A pretensão de desqualificar um banco de dados com mais de 100 mil registros, porque algumas dezenas destes registros foram inadvertidamente duplicados, ou porque se observam "outros problemas" (aliás, não identificados; que problemas seriam?), é algo extraordinário. Qual o propósito dessa objeção? Sobretudo quando se leva em conta que o inquérito objeto de restrições e críticas duríssimas não é um experimento de laboratório, nem envolve apenas algumas dezenas ou centenas de sujeitos de pesquisa, mas centenas de pesquisadores, dezenas de milhares de sujeitos de pesquisa, em todo o território brasileiro. Quem conhece o campo de um inquérito populacional, quem sabe dos problemas que cercam registros decorrentes dessas atividades, não pode reconhecer valor nem pode acolher crítica dessa ordem. É própria de quem analisa produtos de inquéritos sem conhecer as agruras para produzi-los, nem as dificuldades de executar projetos, aproximando-os das realidades a que se referem, de quem coteja amostras produzidas em computadores com amostras reais.

Barata e Czeresnia, por sua vez, compreenderam bem, e valorizaram, o fato de o SB Brasil 2003 ter sido planejado e desenvolvido no âmbito dos serviços de saúde, numa perspectiva de desenvolvimento de práticas de vigilância da saúde. Viram nisso, como nós, muitas virtudes e potencialidades, não apenas deficiências de execução do que fora planejado. Os acontecimentos posteriores ao SB Brasil 2003, que redundaram em opções de operacionalização da Pesquisa Nacional de Saúde Bucal 2010 outra vez com base nos serviços de saúde, e não de "imaculados" institutos de pesquisa desvinculados do cotidiano do SUS, constituem indício suficientemente forte de que, não obstante eventuais impurezas de que padeça, o SB Brasil 2003 contribuiu de modo válido para ampliar e aprofundar nossos conhecimentos sobre a situação de saúde bucal da população brasileira e orientar importantes decisões da política nacional de saúde bucal, como as relacionadas com a fluoretação das águas, o enfrentamento das desigualdades em saúde bucal e a ampliação do acesso aos serviços públicos odontológicos.

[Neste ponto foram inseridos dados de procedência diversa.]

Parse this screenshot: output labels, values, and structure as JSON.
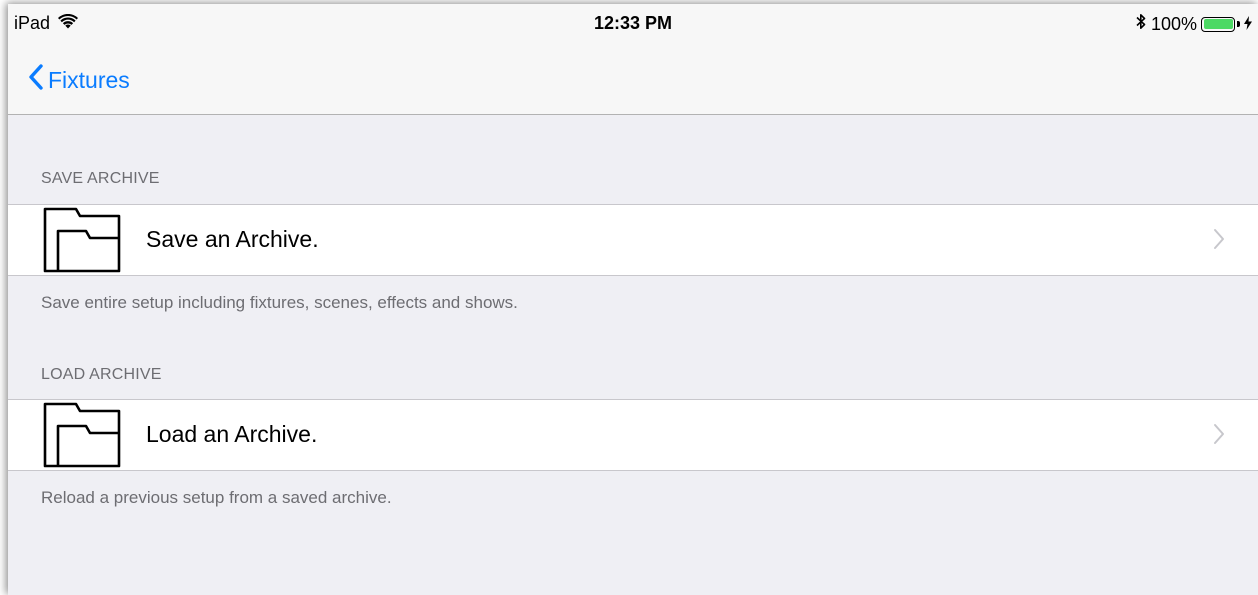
{
  "status_bar": {
    "device": "iPad",
    "time": "12:33 PM",
    "battery_percent": "100%",
    "battery_level": 1.0,
    "battery_color": "#4cd964"
  },
  "nav": {
    "back_label": "Fixtures",
    "tint_color": "#0a7cff"
  },
  "sections": [
    {
      "header": "SAVE ARCHIVE",
      "cell_title": "Save an Archive.",
      "footer": "Save entire setup including fixtures, scenes, effects and shows.",
      "icon": "folder-icon"
    },
    {
      "header": "LOAD ARCHIVE",
      "cell_title": "Load an Archive.",
      "footer": "Reload a previous setup from a saved archive.",
      "icon": "folder-icon"
    }
  ]
}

  • 1. Queiroz RCS, Portela MC, Vasconcellos MTL. Pesquisa sobre as Condições de Saúde Bucal da População Brasileira (SB Brasil 2003): seus dados não produzem estimativas populacionais, mas há possibilidade de correção. Cad Saúde Pública 2009; 25:47-58.
  • 2. Bernal R, Silva NN. Cobertura de linhas telefônicas residenciais e vícios potenciais em estudos epidemiológicos. Rev Saúde Pública 2009; 43:421-6.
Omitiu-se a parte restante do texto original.